5.) Make Regular Stops
When traveling with kids, don’t think they can sit for long periods of time without getting antsy. Gone are the days when you can drive for long stretches of time without stopping. It’s always good to schedule in stops for food, stretches (let the kids run around or at least get them out of the car seat for a bit), bathroom breaks, etc. The nice thing about a road trip is that you can stop whenever and wherever you please. You can even stop at attractions along the way (you can plan ahead for these types of adventures).
6.) Split the Responsibility
My husband prefers to drive which gives me the responsibility of trying to keep the kids happy.
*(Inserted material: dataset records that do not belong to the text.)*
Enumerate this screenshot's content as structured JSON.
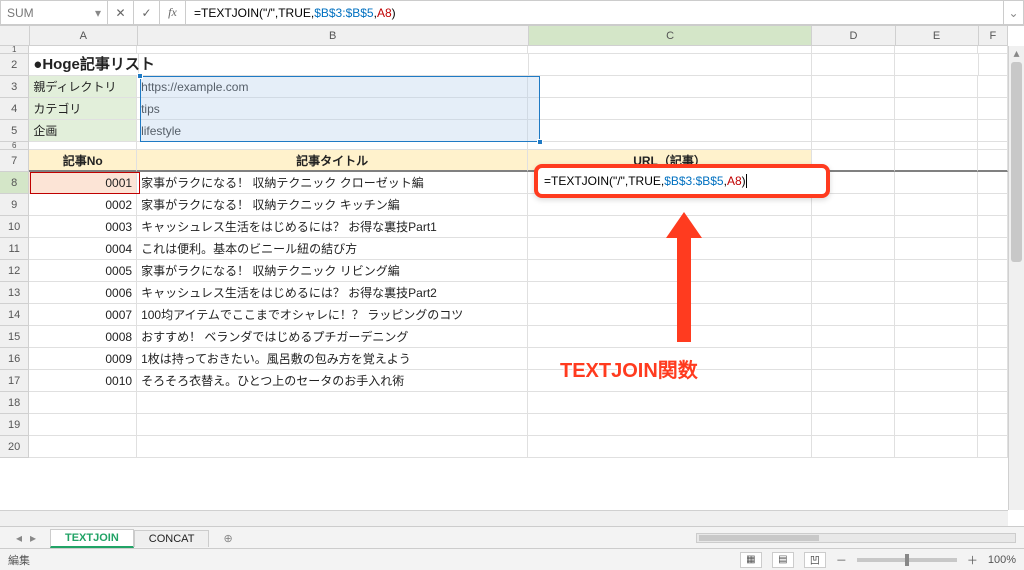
{
  "name_box": "SUM",
  "formula_tokens": {
    "pre": "=TEXTJOIN(\"/\",TRUE,",
    "range": "$B$3:$B$5",
    "comma": ",",
    "ref": "A8",
    "post": ")"
  },
  "columns": [
    "A",
    "B",
    "C",
    "D",
    "E",
    "F"
  ],
  "title": "●Hoge記事リスト",
  "params": [
    {
      "label": "親ディレクトリ",
      "value": "https://example.com"
    },
    {
      "label": "カテゴリ",
      "value": "tips"
    },
    {
      "label": "企画",
      "value": "lifestyle"
    }
  ],
  "headers": {
    "a": "記事No",
    "b": "記事タイトル",
    "c": "URL（記事）"
  },
  "articles": [
    {
      "no": "0001",
      "title": "家事がラクになる！ 収納テクニック クローゼット編"
    },
    {
      "no": "0002",
      "title": "家事がラクになる！ 収納テクニック キッチン編"
    },
    {
      "no": "0003",
      "title": "キャッシュレス生活をはじめるには？ お得な裏技Part1"
    },
    {
      "no": "0004",
      "title": "これは便利。基本のビニール紐の結び方"
    },
    {
      "no": "0005",
      "title": "家事がラクになる！ 収納テクニック リビング編"
    },
    {
      "no": "0006",
      "title": "キャッシュレス生活をはじめるには？ お得な裏技Part2"
    },
    {
      "no": "0007",
      "title": "100均アイテムでここまでオシャレに！？ ラッピングのコツ"
    },
    {
      "no": "0008",
      "title": "おすすめ！ ベランダではじめるプチガーデニング"
    },
    {
      "no": "0009",
      "title": "1枚は持っておきたい。風呂敷の包み方を覚えよう"
    },
    {
      "no": "0010",
      "title": "そろそろ衣替え。ひとつ上のセータのお手入れ術"
    }
  ],
  "callout": "TEXTJOIN関数",
  "tabs": {
    "active": "TEXTJOIN",
    "other": "CONCAT"
  },
  "status": {
    "mode": "編集",
    "zoom": "100%"
  },
  "chart_data": null
}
I’m the one in charge of snack and toy distribution, as well as making sure the baby has her binky and the kids are comfortable. Both jobs (driving and keeping the kids happy) are big responsibilities that are exhausting. So, it’s always a great idea to split the responsibilities.
7.) Plan Feedings
Our three-year-old son thinks it’s special to eat in the car. So, for long road trips we stop for breakfast and lunch and eat them both in the car. Having him eat in the car helps to keep him quiet for a little bit of time too.
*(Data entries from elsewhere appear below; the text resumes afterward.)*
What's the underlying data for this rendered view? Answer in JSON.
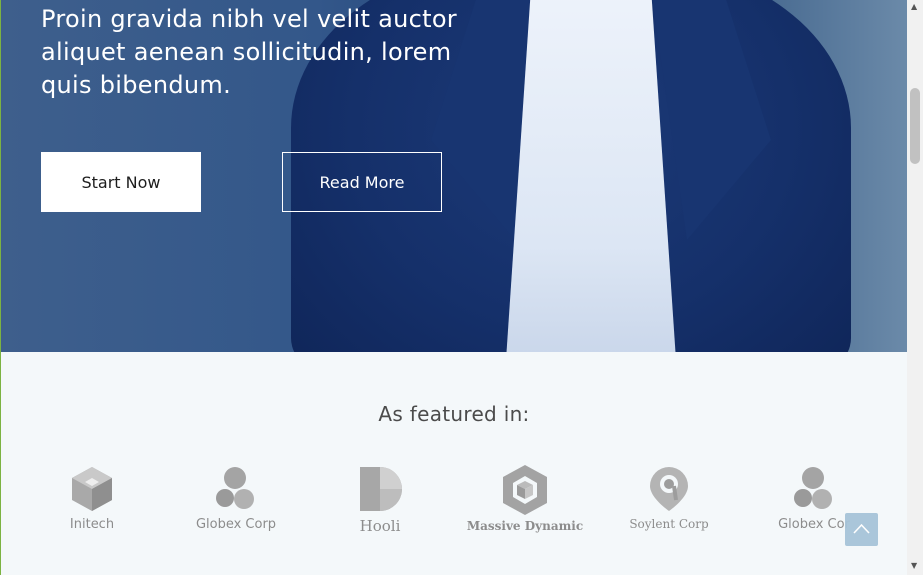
{
  "hero": {
    "tagline": "Proin gravida nibh vel velit auctor aliquet aenean sollicitudin, lorem quis bibendum.",
    "primary_button": "Start Now",
    "secondary_button": "Read More"
  },
  "featured": {
    "title": "As featured in:",
    "logos": [
      {
        "name": "Initech",
        "icon": "initech-cube-icon"
      },
      {
        "name": "Globex Corp",
        "icon": "globex-circles-icon"
      },
      {
        "name": "Hooli",
        "icon": "hooli-leaf-icon"
      },
      {
        "name": "Massive Dynamic",
        "icon": "massive-dynamic-hexagon-icon"
      },
      {
        "name": "Soylent Corp",
        "icon": "soylent-pin-icon"
      },
      {
        "name": "Globex Cor",
        "icon": "globex-circles-icon"
      }
    ]
  },
  "colors": {
    "hero_blue": "#1f3f73",
    "featured_bg": "#f4f8fa",
    "logo_gray": "#8a8a8a",
    "back_to_top": "#a7c4d9"
  }
}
As for the baby, she is formula fed. So, I purchase travel formula bottles that are already pre-measured (the ready-to-feed variety). When she is hungry, we stop the car, take her out of her car seat, feed her a few pre-measured bottles of formula, change her, and then tuck her back into her car seat. If you don’t want to purchase the pre-measured bottles of formula that are ready for feedings, then pack bottles of pre-measured powder formula. Then, add warm water to the bottle, shake the bottle, and serve
8.) Offer Entertainment
Pack a lot of car-friendly toys for your kids (and make sure they are age appropriate). For our three-year-old, I pack all sorts of cars, books, and trains. If he grows tired of the toys, then I rely on electronic entertainment. He loves to watch kid-friendly YouTube videos. I simply hand him my phone and he scrolls through YouTube and clicks on various videos that are of interest to him (that are also educational too … bonus!). That’s another reason why it’s key to have your phone fully charged. You can pack your iPad or tablet for movies too.
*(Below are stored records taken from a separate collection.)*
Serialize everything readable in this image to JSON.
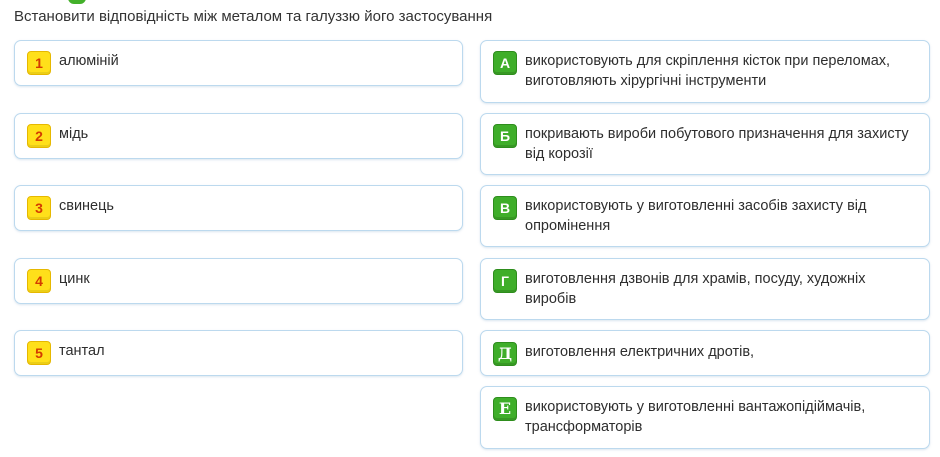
{
  "question": "Встановити відповідність між металом та галуззю його застосування",
  "colors": {
    "number_badge_bg": "#ffe01a",
    "number_badge_text": "#d43b00",
    "letter_badge_bg": "#3fae2a",
    "card_border": "#bcd9ee"
  },
  "left_items": [
    {
      "badge": "1",
      "text": "алюміній"
    },
    {
      "badge": "2",
      "text": "мідь"
    },
    {
      "badge": "3",
      "text": "свинець"
    },
    {
      "badge": "4",
      "text": "цинк"
    },
    {
      "badge": "5",
      "text": "тантал"
    }
  ],
  "right_items": [
    {
      "badge": "А",
      "text": "використовують для скріплення кісток при переломах, виготовляють хірургічні інструменти"
    },
    {
      "badge": "Б",
      "text": "покривають вироби побутового призначення для захисту від корозії"
    },
    {
      "badge": "В",
      "text": "використовують у виготовленні засобів захисту від опромінення"
    },
    {
      "badge": "Г",
      "text": "виготовлення дзвонів для храмів, посуду, художніх виробів"
    },
    {
      "badge": "Д",
      "text": "виготовлення електричних дротів,"
    },
    {
      "badge": "Е",
      "text": "використовують у виготовленні вантажопідіймачів, трансформаторів"
    }
  ]
}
For older kids, you can pack travel games. Growing up, my Mom would always have travel-size versions of games readily available for my brother and me to play during road trips. Click here for more entertainment ideas for kids.
9.) Ride in the Backseat
If you have a designated driver, then opt to sit in one of the backseats to be next to your kid(s). When we only had our son during road trips, I often found that it was easier to ride in the seat next to him. Being next to him helped keep him entertained. Plus, it was easy for me to feed him, hand him toys, etc. He seemed to be more comfortable having me in the backseat next to him.
10.) Take a Deep Breath
Not every road trip is perfect. Believe me. We’ve been on some road trips where our son has cried for eight hours straight. No matter what we did he just was not going to be happy. We’ve been on some road trips where my husband and I get irritable. We’ve been on some road trips where our son hasn’t fallen asleep until the very end of the trip. It’s important to take a deep breath. You’re locked in a car for hours on end with multiple people. Not every minute of the road trip is going to be perfect. Just know that going into the trip. When moments start to get loud, cranky, hectic, etc., take a deep breath. Analyze the situation, try to figure out why the kids aren’t happy, figure out ways to address the situation. When all else fails, offer food or electronic entertainment. I’ve quickly realized over the years that those two items have a way of making kids happy if even for a few minutes … because every minute of peacefulness and happiness counts during a road trip.
What’s your favorite way to keep kids happy during a road trip?